Organisées par Ouest-France et Le Marin, les assises de cette année se tiennent dans un climat de tensions autour des droits des pêcheurs français face aux réglementations britanniques, un sujet sensible depuis le Brexit.
Sur la façade maritime de la Manche, la question du partage de l'espace est particulièrement cruciale, entre pêche, énergies renouvelables et conservation marine.
Les professionnels normands, qui mettent en avant la pêche artisanale, souhaitent voir interdire aux navires de plus de 25 mètres l'accès à la bande côtière française de 12 miles nautiques.
Catherine Chabaud, ministre chargée de la mer et de la pêche, est attendue dans l'après-midi pour discuter des enjeux liés à la cohabitation des usages marins, ainsi que sur la préservation des ressources et le renouvellement de la flotte.
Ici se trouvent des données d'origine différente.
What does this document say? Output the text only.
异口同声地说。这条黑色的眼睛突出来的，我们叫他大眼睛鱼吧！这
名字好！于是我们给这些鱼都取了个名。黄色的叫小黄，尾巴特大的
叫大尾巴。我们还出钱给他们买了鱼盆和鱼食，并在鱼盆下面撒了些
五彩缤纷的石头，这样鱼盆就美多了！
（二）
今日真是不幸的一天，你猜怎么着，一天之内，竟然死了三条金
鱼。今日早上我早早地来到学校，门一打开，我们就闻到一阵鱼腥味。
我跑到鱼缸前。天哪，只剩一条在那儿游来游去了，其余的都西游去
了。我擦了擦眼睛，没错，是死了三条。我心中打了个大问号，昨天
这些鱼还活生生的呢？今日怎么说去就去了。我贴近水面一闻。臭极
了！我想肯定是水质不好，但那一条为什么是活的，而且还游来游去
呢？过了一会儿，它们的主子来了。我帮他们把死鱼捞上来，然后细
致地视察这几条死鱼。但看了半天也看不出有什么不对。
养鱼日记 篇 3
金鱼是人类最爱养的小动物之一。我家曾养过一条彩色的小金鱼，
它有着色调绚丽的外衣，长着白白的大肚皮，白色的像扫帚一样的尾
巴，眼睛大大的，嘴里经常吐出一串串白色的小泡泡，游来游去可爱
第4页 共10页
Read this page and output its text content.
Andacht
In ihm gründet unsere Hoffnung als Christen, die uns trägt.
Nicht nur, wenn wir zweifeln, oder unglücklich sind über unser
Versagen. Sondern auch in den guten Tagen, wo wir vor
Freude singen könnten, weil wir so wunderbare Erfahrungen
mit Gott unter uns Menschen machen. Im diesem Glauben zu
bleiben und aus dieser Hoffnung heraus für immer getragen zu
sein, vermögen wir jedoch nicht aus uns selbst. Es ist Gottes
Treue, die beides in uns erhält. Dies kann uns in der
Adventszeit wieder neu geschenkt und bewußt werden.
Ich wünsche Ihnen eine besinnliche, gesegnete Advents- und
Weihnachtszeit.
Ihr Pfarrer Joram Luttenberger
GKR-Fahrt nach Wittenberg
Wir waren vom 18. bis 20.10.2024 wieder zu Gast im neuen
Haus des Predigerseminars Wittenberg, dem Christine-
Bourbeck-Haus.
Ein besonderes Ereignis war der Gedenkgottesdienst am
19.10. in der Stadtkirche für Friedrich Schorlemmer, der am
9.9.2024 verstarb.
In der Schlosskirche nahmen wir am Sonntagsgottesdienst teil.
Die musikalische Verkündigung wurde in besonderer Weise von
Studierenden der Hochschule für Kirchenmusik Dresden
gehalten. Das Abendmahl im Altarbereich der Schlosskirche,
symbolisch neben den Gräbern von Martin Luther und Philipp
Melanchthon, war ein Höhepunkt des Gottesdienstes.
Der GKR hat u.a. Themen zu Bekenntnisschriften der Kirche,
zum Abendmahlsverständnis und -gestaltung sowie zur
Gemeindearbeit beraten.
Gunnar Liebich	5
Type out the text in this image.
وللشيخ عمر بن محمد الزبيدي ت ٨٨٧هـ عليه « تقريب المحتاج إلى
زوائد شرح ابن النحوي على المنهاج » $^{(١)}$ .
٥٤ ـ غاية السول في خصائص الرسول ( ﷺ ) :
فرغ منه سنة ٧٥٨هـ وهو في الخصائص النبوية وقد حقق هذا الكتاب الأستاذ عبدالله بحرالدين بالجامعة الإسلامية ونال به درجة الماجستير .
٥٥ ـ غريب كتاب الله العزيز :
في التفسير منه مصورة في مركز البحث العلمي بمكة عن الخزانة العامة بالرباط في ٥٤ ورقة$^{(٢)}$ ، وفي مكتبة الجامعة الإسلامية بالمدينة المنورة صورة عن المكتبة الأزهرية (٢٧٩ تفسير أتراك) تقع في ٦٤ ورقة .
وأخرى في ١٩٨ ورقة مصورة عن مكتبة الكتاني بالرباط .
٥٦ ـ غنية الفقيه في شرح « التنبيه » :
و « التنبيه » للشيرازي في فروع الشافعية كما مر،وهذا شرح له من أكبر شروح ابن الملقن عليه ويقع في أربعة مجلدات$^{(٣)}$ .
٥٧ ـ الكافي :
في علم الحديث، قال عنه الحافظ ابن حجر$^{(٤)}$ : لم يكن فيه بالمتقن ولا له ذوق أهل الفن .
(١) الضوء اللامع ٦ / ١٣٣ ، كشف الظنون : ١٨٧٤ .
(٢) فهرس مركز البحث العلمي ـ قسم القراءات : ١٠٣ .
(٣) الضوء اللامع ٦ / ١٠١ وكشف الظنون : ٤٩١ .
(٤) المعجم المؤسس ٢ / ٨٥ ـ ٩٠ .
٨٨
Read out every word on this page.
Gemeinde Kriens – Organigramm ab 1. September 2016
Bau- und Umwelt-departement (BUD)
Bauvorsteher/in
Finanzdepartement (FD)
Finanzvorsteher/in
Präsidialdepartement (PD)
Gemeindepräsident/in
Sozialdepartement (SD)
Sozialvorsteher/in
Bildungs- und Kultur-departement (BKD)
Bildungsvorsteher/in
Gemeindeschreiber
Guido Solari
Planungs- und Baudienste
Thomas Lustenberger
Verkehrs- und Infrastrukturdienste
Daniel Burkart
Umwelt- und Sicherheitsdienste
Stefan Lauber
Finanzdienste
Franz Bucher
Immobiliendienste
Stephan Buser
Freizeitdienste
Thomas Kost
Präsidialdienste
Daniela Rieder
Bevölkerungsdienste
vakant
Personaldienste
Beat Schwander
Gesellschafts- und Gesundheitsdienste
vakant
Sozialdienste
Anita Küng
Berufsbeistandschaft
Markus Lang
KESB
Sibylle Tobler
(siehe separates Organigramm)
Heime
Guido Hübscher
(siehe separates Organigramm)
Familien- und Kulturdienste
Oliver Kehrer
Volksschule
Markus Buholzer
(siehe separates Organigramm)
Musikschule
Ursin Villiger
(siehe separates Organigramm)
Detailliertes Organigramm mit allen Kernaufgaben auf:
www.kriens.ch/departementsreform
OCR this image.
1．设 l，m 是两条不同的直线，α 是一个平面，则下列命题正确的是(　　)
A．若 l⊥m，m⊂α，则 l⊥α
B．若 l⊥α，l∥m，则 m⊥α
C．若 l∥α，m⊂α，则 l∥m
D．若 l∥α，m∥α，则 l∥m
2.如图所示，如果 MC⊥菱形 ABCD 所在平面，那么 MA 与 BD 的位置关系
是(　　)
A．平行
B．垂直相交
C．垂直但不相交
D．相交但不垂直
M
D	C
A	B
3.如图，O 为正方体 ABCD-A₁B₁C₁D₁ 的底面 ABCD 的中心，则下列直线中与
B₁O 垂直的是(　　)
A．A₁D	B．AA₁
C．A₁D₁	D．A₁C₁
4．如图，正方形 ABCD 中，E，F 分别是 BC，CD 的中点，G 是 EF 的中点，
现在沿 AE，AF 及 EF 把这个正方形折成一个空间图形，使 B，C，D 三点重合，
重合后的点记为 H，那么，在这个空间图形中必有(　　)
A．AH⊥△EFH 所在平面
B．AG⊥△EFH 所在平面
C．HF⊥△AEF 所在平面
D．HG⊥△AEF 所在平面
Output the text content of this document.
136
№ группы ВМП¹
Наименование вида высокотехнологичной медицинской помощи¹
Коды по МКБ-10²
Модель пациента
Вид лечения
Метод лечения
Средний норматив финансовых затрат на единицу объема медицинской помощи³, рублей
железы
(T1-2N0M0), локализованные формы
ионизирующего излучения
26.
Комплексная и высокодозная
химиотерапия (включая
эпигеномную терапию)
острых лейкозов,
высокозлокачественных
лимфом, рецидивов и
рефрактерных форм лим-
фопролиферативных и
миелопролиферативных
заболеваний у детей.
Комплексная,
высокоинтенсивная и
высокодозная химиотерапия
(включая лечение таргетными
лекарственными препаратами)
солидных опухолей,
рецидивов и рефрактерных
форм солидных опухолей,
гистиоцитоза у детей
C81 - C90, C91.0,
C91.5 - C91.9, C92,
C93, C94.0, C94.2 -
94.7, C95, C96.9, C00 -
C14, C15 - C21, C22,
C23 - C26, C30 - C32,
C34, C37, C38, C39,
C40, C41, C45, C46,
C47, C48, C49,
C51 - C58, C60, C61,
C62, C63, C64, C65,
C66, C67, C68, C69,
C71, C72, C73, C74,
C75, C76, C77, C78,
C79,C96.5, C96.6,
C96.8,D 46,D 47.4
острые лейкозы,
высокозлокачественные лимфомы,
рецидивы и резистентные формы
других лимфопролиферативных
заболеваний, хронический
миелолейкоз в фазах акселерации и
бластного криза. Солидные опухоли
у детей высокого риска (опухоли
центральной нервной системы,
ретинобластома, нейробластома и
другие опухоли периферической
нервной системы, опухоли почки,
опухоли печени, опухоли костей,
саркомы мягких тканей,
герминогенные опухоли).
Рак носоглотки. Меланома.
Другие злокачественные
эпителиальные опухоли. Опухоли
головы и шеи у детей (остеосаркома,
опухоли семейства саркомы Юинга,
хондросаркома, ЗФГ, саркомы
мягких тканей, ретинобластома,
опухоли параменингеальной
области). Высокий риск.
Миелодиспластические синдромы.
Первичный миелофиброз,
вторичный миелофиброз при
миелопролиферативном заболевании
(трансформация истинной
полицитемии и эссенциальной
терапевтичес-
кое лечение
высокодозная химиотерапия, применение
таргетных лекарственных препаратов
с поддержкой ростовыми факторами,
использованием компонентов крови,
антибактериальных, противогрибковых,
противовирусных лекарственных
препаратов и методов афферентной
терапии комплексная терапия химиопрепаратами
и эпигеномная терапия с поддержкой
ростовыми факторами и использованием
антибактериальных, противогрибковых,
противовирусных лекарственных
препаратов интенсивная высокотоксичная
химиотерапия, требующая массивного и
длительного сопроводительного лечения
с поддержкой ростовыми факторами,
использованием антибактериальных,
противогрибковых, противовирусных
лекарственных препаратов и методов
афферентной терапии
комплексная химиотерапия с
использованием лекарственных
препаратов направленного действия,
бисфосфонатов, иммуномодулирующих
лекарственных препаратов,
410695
Des tables rondes aborderont des thèmes variés, allant de la gestion durable de la coquille Saint-Jacques à la formation des jeunes marins. Ce jeudi, plusieurs jeunes pêcheurs ont exprimé leur passion pour un métier souvent considéré comme difficile, mais synonyme de liberté.
"Au lever du soleil ou au crépuscule, on a la meilleure vue de bureau au monde", a affirmé Jules Sagot, jeune marin sur le bateau de son père dans les Hauts-de-France, espérant devenir un jour patron de pêche à son tour.